Cathode Material Designing and Characterization: Co3O4/N‐doped Porous Carbon for Asymmetric Supercapacitors

Abstract

AbstractMesoporous Co3O4/N‐PC in powder form was synthesized via a wet‐chemical approach, and the resulting material was deposited onto nickel foam as a substrate without the use of a binder. Prior to device fabrication, a thorough analysis of suitable and cost‐effective aqueous alkaline and neutral electrolytes was conducted. Electrolyte optimization was performed using Co3O4/N‐PC/NF electrode with Na2SO4, NaOH, LiOH, and KOH electrolytes. The supercapacitor performance of the binder‐free deposited materials was found to be superior in KOH electrolyte compared to other aqueous electrolytes at equal concentrations. Further optimization of the KOH electrolyte concentration was carried out to achieve the best electrochemical performance for the Co3O4/N‐PC/NF electrode. Electrochemical results demonstrated that the Co3O4/N‐PC/NF electrode performed well in 1 M KOH electrolyte, surpassing its performance at other concentrations. Subsequently, a solid‐state asymmetric device was fabricated, utilizing Co3O4/N‐PC, activated carbon, and a KOH+PVA gel as the cathode, anode, and electrolyte, respectively.

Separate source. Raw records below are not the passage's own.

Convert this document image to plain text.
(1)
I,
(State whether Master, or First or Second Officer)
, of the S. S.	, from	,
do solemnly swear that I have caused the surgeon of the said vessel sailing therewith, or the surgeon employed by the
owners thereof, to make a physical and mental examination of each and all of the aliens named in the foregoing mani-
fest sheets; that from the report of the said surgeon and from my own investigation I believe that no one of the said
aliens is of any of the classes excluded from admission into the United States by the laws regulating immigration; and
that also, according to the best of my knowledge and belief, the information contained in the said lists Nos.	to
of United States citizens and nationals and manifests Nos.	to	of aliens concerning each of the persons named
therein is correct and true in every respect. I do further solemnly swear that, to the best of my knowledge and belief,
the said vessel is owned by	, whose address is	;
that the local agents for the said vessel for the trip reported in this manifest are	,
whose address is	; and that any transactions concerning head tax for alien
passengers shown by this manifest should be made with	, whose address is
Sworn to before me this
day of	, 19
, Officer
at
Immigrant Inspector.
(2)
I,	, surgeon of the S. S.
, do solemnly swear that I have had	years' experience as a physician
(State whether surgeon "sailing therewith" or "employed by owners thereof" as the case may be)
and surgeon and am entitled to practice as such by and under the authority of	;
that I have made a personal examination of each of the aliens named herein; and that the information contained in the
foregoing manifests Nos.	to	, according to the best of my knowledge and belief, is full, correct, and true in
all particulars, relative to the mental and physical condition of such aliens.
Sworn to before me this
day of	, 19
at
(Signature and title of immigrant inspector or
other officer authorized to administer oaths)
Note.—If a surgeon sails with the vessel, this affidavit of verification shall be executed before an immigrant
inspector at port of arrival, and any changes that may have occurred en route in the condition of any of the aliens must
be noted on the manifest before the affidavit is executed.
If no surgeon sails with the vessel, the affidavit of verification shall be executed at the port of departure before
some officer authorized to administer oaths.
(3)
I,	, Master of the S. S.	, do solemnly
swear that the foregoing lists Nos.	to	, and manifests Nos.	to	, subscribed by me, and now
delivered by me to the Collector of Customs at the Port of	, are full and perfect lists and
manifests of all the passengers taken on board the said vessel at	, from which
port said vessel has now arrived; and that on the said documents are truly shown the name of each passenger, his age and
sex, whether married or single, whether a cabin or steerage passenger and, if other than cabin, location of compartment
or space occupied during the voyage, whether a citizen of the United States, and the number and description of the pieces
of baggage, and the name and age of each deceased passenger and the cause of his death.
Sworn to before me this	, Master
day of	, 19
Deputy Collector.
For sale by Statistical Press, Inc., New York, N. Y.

The assembled asymmetric Co3O4/N‐PC/NF‐AC/NF device exhibited an energy density of 12.08 Wh kg−1 and a power density of 2500 W kg−1 within a potential window of 1.5 V. Impressively, after nearly 3000 continuous GCD cycles, the device showed negligible initial specific capacitance decay. The device was also successfully tested for powering the LED.